As Petrosyan sees it, the physical damage is just the beginning.

“There’s a lot of damage, not just physical, but psychological and emotional,” Petrosyan said. “I’m talking about families and people that are involved, not only parents, family, but also people who are treating the children. They are psychologically impacted significantly.”

His colleagues are also feeling the strain to the point that some have stopped working temporarily for relief. Some are even considering early retirement or leaving the field altogether.

Petrosyan sat with Morning Edition‘s Michel Martin to discuss his experience as someone who regularly witnesses the effects of gun violence on U.S. youth as part of our ongoing series, We, The Voters.

This interview has been edited for length and clarity. Michel Martin: Little kids aren’t — they’re not supposed to be injured.

Mikael Petrosyan: They’re not supposed to be injured. A lot of times they are bystanders. Most of the time they’re innocent bystanders, 99.9% of the time. I’m not a politician, but we have to do better than what we have right now. It’s not stable. It’s not right. There’s something we’re not doing right.

Martin: Most people don’t go into pediatrics thinking we’re going to be treating gun violence. I mean, it’s just I think that’s fair to say, right?

Petrosyan: Correct.

Martin: So, can you just talk about how it affects you and the people you work with, your colleagues, the nurses, the staff, the other doctors?

Petrosyan: It does affect us, operating on kids. It’s a job that comes with stress. I have three young kids and I go home every day, and I worry about this every day. And I text my wife, ‘Are they OK? Was the school OK?’ It doesn’t matter where you live. Every day I think about it. I drive here every day, I think about it. So, these are things that will never leave me. I wish it did. And it causes stress on everyone. People think you’re a surgeon, you’re tough, but there’s a lot of things associated with it.

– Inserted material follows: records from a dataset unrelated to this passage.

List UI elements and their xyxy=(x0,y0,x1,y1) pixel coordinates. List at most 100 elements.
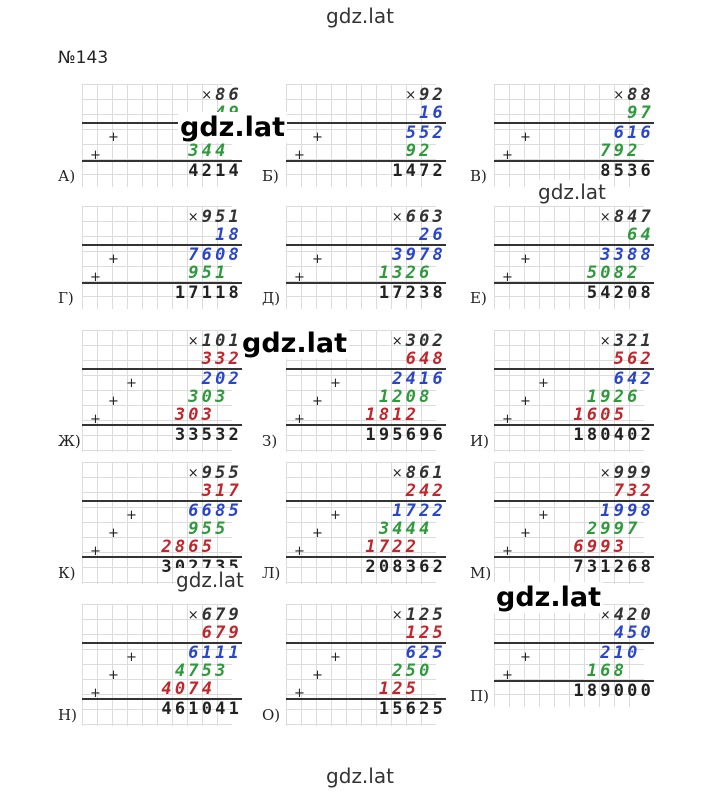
grid-background xyxy=(82,330,232,452)
calc-row: 92 xyxy=(405,141,446,161)
calc-row: 1722 xyxy=(365,537,446,557)
grid-background xyxy=(82,462,232,584)
plus-sign: + xyxy=(312,252,323,267)
multiply-sign: × xyxy=(613,88,625,103)
multiplication-problem: 679 × 679 6111 4753 4074 461041 + + + Н) xyxy=(58,604,248,726)
calc-row: 64 xyxy=(627,225,654,245)
calc-row: 732 xyxy=(613,481,654,501)
plus-sign: + xyxy=(502,148,513,163)
watermark-overlay: gdz.lat xyxy=(538,180,606,204)
calc-row: 26 xyxy=(419,225,446,245)
plus-sign: + xyxy=(294,686,305,701)
result-row: 189000 xyxy=(494,680,654,700)
problem-label: К) xyxy=(58,564,76,582)
calc-row: 3978 xyxy=(286,244,446,264)
plus-sign: + xyxy=(294,270,305,285)
result-row: 4214 xyxy=(82,160,242,180)
multiplication-problem: 321 × 562 642 1926 1605 180402 + + + И) xyxy=(470,330,660,452)
result-row: 195696 xyxy=(286,424,446,444)
grid-background xyxy=(494,330,644,452)
calc-row: 344 xyxy=(188,141,242,161)
calc-row: 642 xyxy=(494,368,654,388)
problem-label: Ж) xyxy=(58,432,81,450)
plus-sign: + xyxy=(312,130,323,145)
calc-row: 18 xyxy=(215,225,242,245)
calc-row: 210 xyxy=(494,642,654,662)
calc-row: 562 xyxy=(613,349,654,369)
plus-sign: + xyxy=(502,270,513,285)
column-calculation: 125 × 125 625 250 125 15625 + + + xyxy=(286,606,446,718)
result-row: 8536 xyxy=(494,160,654,180)
calc-row: 125 xyxy=(405,605,446,625)
plus-sign: + xyxy=(502,544,513,559)
column-calculation: 951 × 18 7608 951 17118 + + xyxy=(82,208,242,302)
plus-sign: + xyxy=(312,526,323,541)
plus-sign: + xyxy=(90,270,101,285)
column-calculation: 663 × 26 3978 1326 17238 + + xyxy=(286,208,446,302)
calc-row: 450 xyxy=(613,623,654,643)
calc-row: 2865 xyxy=(161,537,242,557)
multiply-sign: × xyxy=(391,466,403,481)
multiply-sign: × xyxy=(391,334,403,349)
watermark-overlay: gdz.lat xyxy=(178,112,288,143)
column-calculation: 847 × 64 3388 5082 54208 + + xyxy=(494,208,654,302)
column-calculation: 92 × 16 552 92 1472 + + xyxy=(286,86,446,180)
plus-sign: + xyxy=(294,412,305,427)
result-row: 15625 xyxy=(286,698,446,718)
calc-row: 2416 xyxy=(286,368,446,388)
grid-background xyxy=(494,462,644,584)
multiply-sign: × xyxy=(187,210,199,225)
column-calculation: 302 × 648 2416 1208 1812 195696 + + + xyxy=(286,332,446,444)
calc-row: 125 xyxy=(378,679,446,699)
calc-row: 1722 xyxy=(286,500,446,520)
problem-label: Г) xyxy=(58,289,74,307)
calc-row: 951 xyxy=(188,263,242,283)
plus-sign: + xyxy=(330,376,341,391)
problem-label: Л) xyxy=(262,564,281,582)
grid-background xyxy=(286,206,436,309)
column-calculation: 420 × 450 210 168 189000 + + xyxy=(494,606,654,700)
plus-sign: + xyxy=(126,508,137,523)
exercise-number: №143 xyxy=(58,48,109,68)
grid-background xyxy=(286,462,436,584)
plus-sign: + xyxy=(294,148,305,163)
multiplication-problem: 999 × 732 1998 2997 6993 731268 + + + М) xyxy=(470,462,660,584)
plus-sign: + xyxy=(126,650,137,665)
plus-sign: + xyxy=(520,252,531,267)
column-calculation: 88 × 97 616 792 8536 + + xyxy=(494,86,654,180)
calc-row: 1208 xyxy=(378,387,446,407)
plus-sign: + xyxy=(90,148,101,163)
calc-row: 1812 xyxy=(365,405,446,425)
calc-row: 97 xyxy=(627,103,654,123)
calc-row: 317 xyxy=(201,481,242,501)
plus-sign: + xyxy=(330,508,341,523)
problem-label: А) xyxy=(58,167,76,185)
grid-background xyxy=(286,604,436,726)
plus-sign: + xyxy=(108,668,119,683)
plus-sign: + xyxy=(108,252,119,267)
problem-label: М) xyxy=(470,564,492,582)
watermark-overlay: gdz.lat xyxy=(240,328,350,359)
plus-sign: + xyxy=(520,650,531,665)
problem-label: З) xyxy=(262,432,278,450)
calc-row: 3444 xyxy=(378,519,446,539)
problem-label: О) xyxy=(262,706,281,724)
plus-sign: + xyxy=(126,376,137,391)
plus-sign: + xyxy=(520,130,531,145)
grid-background xyxy=(494,604,644,707)
calc-row: 679 xyxy=(201,623,242,643)
calc-row: 92 xyxy=(419,85,446,105)
calc-row: 847 xyxy=(613,207,654,227)
multiplication-problem: 101 × 332 202 303 303 33532 + + + Ж) xyxy=(58,330,248,452)
calc-row: 303 xyxy=(174,405,242,425)
calc-row: 125 xyxy=(405,623,446,643)
calc-row: 4753 xyxy=(174,661,242,681)
result-row: 461041 xyxy=(82,698,242,718)
multiplication-problem: 125 × 125 625 250 125 15625 + + + О) xyxy=(262,604,452,726)
multiply-sign: × xyxy=(599,608,611,623)
plus-sign: + xyxy=(502,412,513,427)
calc-row: 302 xyxy=(405,331,446,351)
problem-label: В) xyxy=(470,167,487,185)
plus-sign: + xyxy=(90,686,101,701)
calc-row: 420 xyxy=(613,605,654,625)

Martin: Is there something you particularly want people to know who don’t see what you see?

Petrosyan: People have to understand that we created this problem. It wasn’t there before. We’ve created it. So we have to do something, not just lock the guns. It’s not just that. It’s education. It’s community involvement. It’s improving the socioeconomic status of people, communities. We have to do better as Americans, as everyone, as a family.

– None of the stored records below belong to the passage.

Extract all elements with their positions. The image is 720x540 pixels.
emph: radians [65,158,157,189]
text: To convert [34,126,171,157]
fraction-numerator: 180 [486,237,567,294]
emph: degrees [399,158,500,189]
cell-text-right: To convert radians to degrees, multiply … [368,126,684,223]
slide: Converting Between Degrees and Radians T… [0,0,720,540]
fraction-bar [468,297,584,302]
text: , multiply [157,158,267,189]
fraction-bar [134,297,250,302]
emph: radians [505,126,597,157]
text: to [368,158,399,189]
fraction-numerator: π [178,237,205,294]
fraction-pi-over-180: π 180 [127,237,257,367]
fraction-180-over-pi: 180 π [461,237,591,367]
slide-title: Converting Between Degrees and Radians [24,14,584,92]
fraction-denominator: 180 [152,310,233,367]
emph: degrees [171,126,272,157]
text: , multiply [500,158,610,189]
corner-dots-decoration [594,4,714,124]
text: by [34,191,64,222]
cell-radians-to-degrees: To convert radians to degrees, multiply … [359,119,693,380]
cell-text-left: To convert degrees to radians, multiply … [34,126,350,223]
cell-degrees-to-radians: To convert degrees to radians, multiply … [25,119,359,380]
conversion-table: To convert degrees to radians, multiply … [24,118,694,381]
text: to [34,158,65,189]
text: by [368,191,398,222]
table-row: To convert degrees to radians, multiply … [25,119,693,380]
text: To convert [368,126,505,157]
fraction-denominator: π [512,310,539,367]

When you lose a child on an operating table in an emergency room, it’s devastating. You can’t even talk or eat or do anything, many days. It’s devastating, and I wouldn’t want to wish on anyone. And imagine, as a parent, losing a child. How can you say to the parent that you lost their child? It’s one of the most difficult things I’ve done in my career. It’s when you go out there after the trauma resuscitation or an operation, and tell the parents, I’m sorry I couldn’t save your child. It wasn’t me that caused it, but I feel the responsibility that I wasn’t able to save.

Martin: Can I ask you if you’ve ever thought about it? If you’ve ever thought, ‘I can’t, I can’t do it. This has to stop?’

Petrosyan: Not yet. But it’s getting there.